Range-based sharding is an easy-to-understand method of horizontal partitioning, but the effectiveness of it will depend heavily on the availability of a suitable shard key and the selection of appropriate ranges. Additionally, the lookup service can become a bottleneck, although the amount of data is small enough that this typically is not an issue.
Algorithmic/hashed sharding
Algorithmic sharding or hashed sharding, takes a record as an input and applies a hash function or algorithm to it which generates an output or hash value. This output is then used to allocate each record to the appropriate shard.
The function can take any subset of values on the record as inputs. Perhaps the simplest example of a hash function is to use the modulus operator with the number of shards, as follows:
Hash Value=ID % Number of Shards
This is similar to range-based sharding — a set of fields determines the allocation of the record to a given shard. Hashing the inputs allows more even distribution across shards even when there is not a suitable shard key, and no lookup table needs to be maintained. However, there are a few drawbacks.
First, query operations for multiple records are more likely to get distributed across multiple shards. Whereas ranged sharding reflects the natural structure of the data across shards, hashed sharding typically disregards the meaning of the data. This is reflected in increased broadcast operation occurrence.
Second, resharding can be expensive. Any update to the number of shards likely requires rebalancing all shards to moving around records. It will be difficult to do this while avoiding a system outage.
Entity-/relationship-based sharding
Entity-based sharding keeps related data together on a single physical shard. In a relational database (such as PostgreSQL, MySQL, or SQL Server), related data is often spread across several different tables.
For instance, consider the case of a shopping database with users and payment methods. Each user has a set of payment methods that is tied tightly with that user. As such, keeping related data together on the same shard can reduce the need for broadcast operations, increasing performance.
Geography-based sharding
Geography-based sharding, or geosharding, also keeps related data together on a single shard, but in this case, the data is related by geography. This is essentially ranged sharding where the shard key contains geographic information and the shards themselves are geo-located.
For example, consider a dataset where each record contains a “country” field.

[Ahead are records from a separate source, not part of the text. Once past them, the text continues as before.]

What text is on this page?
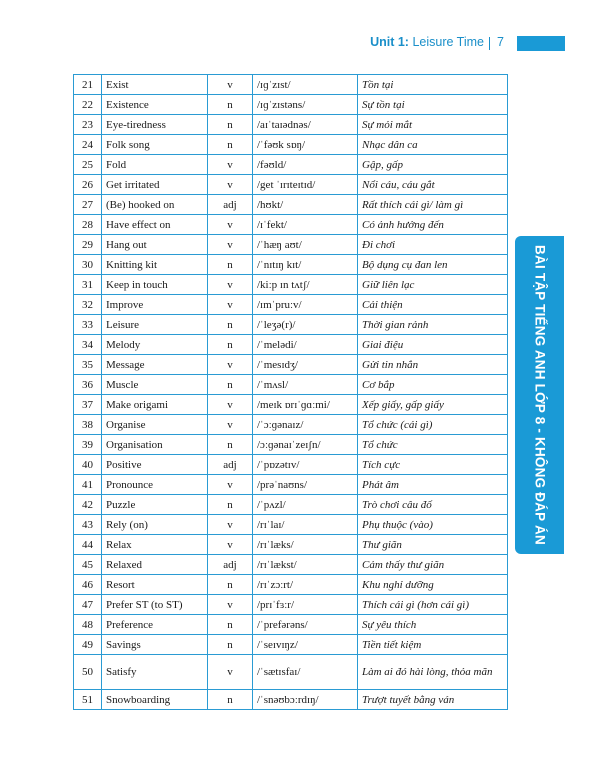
Unit 1: Leisure Time 7
BÀI TẬP TIẾNG ANH LỚP 8 - KHÔNG ĐÁP ÁN
21	Exist	v	/ɪɡˈzɪst/	Tồn tại
22	Existence	n	/ɪɡˈzɪstəns/	Sự tồn tại
23	Eye-tiredness	n	/aɪˈtaɪədnəs/	Sự mỏi mắt
24	Folk song	n	/ˈfəʊk sɒŋ/	Nhạc dân ca
25	Fold	v	/fəʊld/	Gập, gấp
26	Get irritated	v	/get ˈɪrɪteɪtɪd/	Nổi cáu, cáu gắt
27	(Be) hooked on	adj	/hʊkt/	Rất thích cái gì/ làm gì
28	Have effect on	v	/ɪˈfekt/	Có ảnh hưởng đến
29	Hang out	v	/ˈhæŋ aʊt/	Đi chơi
30	Knitting kit	n	/ˈnɪtɪŋ kɪt/	Bộ dụng cụ đan len
31	Keep in touch	v	/kiːp ɪn tʌtʃ/	Giữ liên lạc
32	Improve	v	/ɪmˈpruːv/	Cải thiện
33	Leisure	n	/ˈleʒə(r)/	Thời gian rảnh
34	Melody	n	/ˈmelədi/	Giai điệu
35	Message	v	/ˈmesɪdʒ/	Gửi tin nhắn
36	Muscle	n	/ˈmʌsl/	Cơ bắp
37	Make origami	v	/meɪk ɒrɪˈɡɑːmi/	Xếp giấy, gấp giấy
38	Organise	v	/ˈɔːɡənaɪz/	Tổ chức (cái gì)
39	Organisation	n	/ɔːɡənaɪˈzeɪʃn/	Tổ chức
40	Positive	adj	/ˈpɒzətɪv/	Tích cực
41	Pronounce	v	/prəˈnaʊns/	Phát âm
42	Puzzle	n	/ˈpʌzl/	Trò chơi câu đố
43	Rely (on)	v	/rɪˈlaɪ/	Phụ thuộc (vào)
44	Relax	v	/rɪˈlæks/	Thư giãn
45	Relaxed	adj	/rɪˈlækst/	Cảm thấy thư giãn
46	Resort	n	/rɪˈzɔːrt/	Khu nghỉ dưỡng
47	Prefer ST (to ST)	v	/prɪˈfɜːr/	Thích cái gì (hơn cái gì)
48	Preference	n	/ˈprefərəns/	Sự yêu thích
49	Savings	n	/ˈseɪvɪŋz/	Tiền tiết kiệm
50	Satisfy	v	/ˈsætɪsfaɪ/	Làm ai đó hài lòng, thỏa mãn
51	Snowboarding	n	/ˈsnəʊbɔːrdɪŋ/	Trượt tuyết bằng ván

In this case, we can both increase overall performance and decrease system latency by creating a shard for each country or region, and storing the appropriate data on that shard. This is a simple example, and there are many other ways to allocate your geoshards which are beyond the scope of this article.
Summary
We’ve defined what sharding is, discussed when to use it, and explored different sharding architectures. Sharding is a great solution for applications with large data requirements and high-volume read/write workloads, but it does come with additional complexity. Consider whether the benefits outweigh the costs or whether there is a simpler solution before you begin implementation.